12 comments to Kernel Security vs Uptime

  • Rob Hart

    Isn’t the five nines thing normally done only counting “unscheduled” downtime? So if you can give your users 24 hours notice, and do the reboot at 6am, then you’re in the clear!

  • David Clarke

    Do you have any statistics on how many of these patches would be able to be applied using ksplice? The user space tools for that seem to be headed into lenny, and I’m looking forward to giving them a go when I get the chance. It oulwd be nice to have the patches that ksplice requires available from their security repository, in order to streamline the process.

    For a lot of applications simply having multiple redundant, preferably load balanced, machines is a reasonable proposition – especially if you’re dealing with a heavily virtualised environment.

    Where *BSD leads Linux, from what I can see, is dealing with redundant firewalls and routers. I haven’t yet seen a Linux based implementation that is able to synchronise firewall states, let alone SA’s for IPsec, in the manner that *BSD can. I’d be very happy to be proven wrong on that one.

  • Jon

    If you are conflating “service” uptime with a given server’s uptime, there’s your problem right there :)

  • Jisakiel

    Perhaps the xen solution would be to have a couple of separate Dom0 servers? You migrate domU from one to another (which does have around 150ms downtime, quite acceptable :P), perhaps while usage is lower in the receiving server, then you upgrade the original Dom0, then you migrate back every domU from the other machine to the upgraded, then you upgrade that one, then you rebalance. Does not seem so hard (but it is time consuming indeed!)

  • etbe

    Rob: OK, I’d like to schedule the next discovery of a Linux kernel security flaw for no earlier than the 10th of July (the new financial year starts on the 1st of July in Australia so down-time before then is less convenient). ;)

    We could of course make it scheduled downtime every night at 11PM until 7AM (as I’ve seen done) but that only applies to some industry sectors.

    David: No idea how many of them could be applied with ksplice. If I was to research them in detail I could probably reduce the number that I really want to apply (some of them may turn out to not apply to the exact situation of my servers). Also I could solve the ALSA one by removing sound modules (not needed on servers) and probably use SE Linux to stop a few of the others.

    I agree that having redundant machines is a good thing. Then you can take one down for an upgrade while leaving the others running.

    I have heard many good things about CARP in OpenBSD and AFAIK Linux can not compete with it. How do FreeBSD and NetBSD compare? I had been led to believe that it was just OpenBSD doing well in that regard.

    Jon: If you don’t have redundant servers, then that is the case. I’ll be writing more about this in future posts.

  • etbe

    Jisakiel: Migrating DomU’s is one potential solution. I haven’t had a chance to test it yet (but it’s on my todo list).

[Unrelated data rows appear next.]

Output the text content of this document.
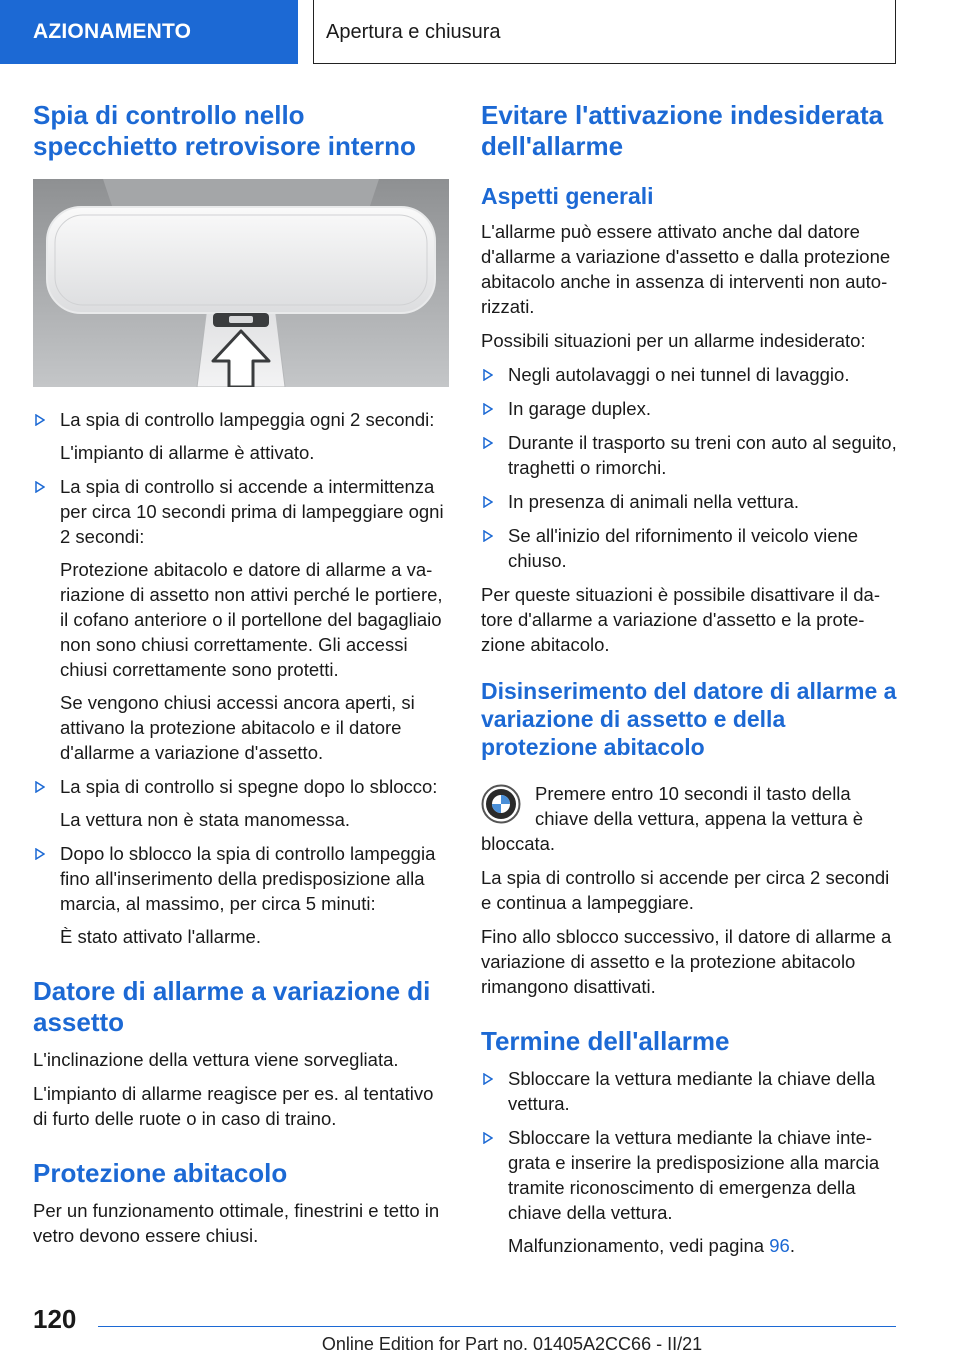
AZIONAMENTO	Apertura e chiusura
Spia di controllo nello specchietto retrovisore interno

La spia di controllo lampeggia ogni 2 secondi:

L'impianto di allarme è attivato.

La spia di controllo si accende a intermittenza per circa 10 secondi prima di lampeggiare ogni 2 secondi:

Protezione abitacolo e datore di allarme a variazione di assetto non attivi perché le portiere, il cofano anteriore o il portellone del bagagliaio non sono chiusi correttamente. Gli accessi chiusi correttamente sono protetti.

Se vengono chiusi accessi ancora aperti, si attivano la protezione abitacolo e il datore d'allarme a variazione d'assetto.

La spia di controllo si spegne dopo lo sblocco:

La vettura non è stata manomessa.

Dopo lo sblocco la spia di controllo lampeggia fino all'inserimento della predisposizione alla marcia, al massimo, per circa 5 minuti:

È stato attivato l'allarme.

Datore di allarme a variazione di assetto

L'inclinazione della vettura viene sorvegliata.

L'impianto di allarme reagisce per es. al tentativo di furto delle ruote o in caso di traino.

Protezione abitacolo

Per un funzionamento ottimale, finestrini e tetto in vetro devono essere chiusi.

Evitare l'attivazione indesiderata dell'allarme
Aspetti generali

L'allarme può essere attivato anche dal datore d'allarme a variazione d'assetto e dalla protezione abitacolo anche in assenza di interventi non autorizzati.

Possibili situazioni per un allarme indesiderato:

Negli autolavaggi o nei tunnel di lavaggio.

In garage duplex.

Durante il trasporto su treni con auto al seguito, traghetti o rimorchi.

In presenza di animali nella vettura.

Se all'inizio del rifornimento il veicolo viene chiuso.

Per queste situazioni è possibile disattivare il datore d'allarme a variazione d'assetto e la protezione abitacolo.

Disinserimento del datore di allarme a variazione di assetto e della protezione abitacolo

Premere entro 10 secondi il tasto della chiave della vettura, appena la vettura è bloccata.

La spia di controllo si accende per circa 2 secondi e continua a lampeggiare.

Fino allo sblocco successivo, il datore di allarme a variazione di assetto e la protezione abitacolo rimangono disattivati.

Termine dell'allarme

Sbloccare la vettura mediante la chiave della vettura.

Sbloccare la vettura mediante la chiave integrata e inserire la predisposizione alla marcia tramite riconoscimento di emergenza della chiave della vettura.

Malfunzionamento, vedi pagina 96.

120
Online Edition for Part no. 01405A2CC66 - II/21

    Of course migrating the DomU would rely on dual-attached storage that doesn’t need an upgrade (IE not a Linux NFS server). Maybe a NetApp filer or a FC RAID array.

  • One other method for saving time when reboots are required for new kernels is using kexec. This will save you time as the system doesn’t need to do a full BIOS reboot.

  • David Clarke

    etbe: OpenBSD is the only one I know that can do both pfsync (firewall state sync) and sasync (IPsec security association sync). FreeBSD can currently only do the former, I believe. NetBSD I’ve never really touched, so don’t know.

  • Neal Walfield

    One way to mitigate these types of problems is by applying updates at run-time. There’s a nice paper on implementing this in the Linux kernel from EuroSys 2007:

    Dynamic and Adaptive Updates of Non-Quiescent Subsystems in Commodity Operating System Kernels

    Kristis Makris, Kyung Dong Ryu;jsessionid=01EF71F4576C25F6615F21E3D8A99DC6?cid=5563105

  • You say: If you don’t have redundant servers, then that is the case. I’ll be writing more about this in future posts.
    Well… If you don’t have redundant servers, then you should not be buying marketspeak-grade irreal measures such as the many-nineness.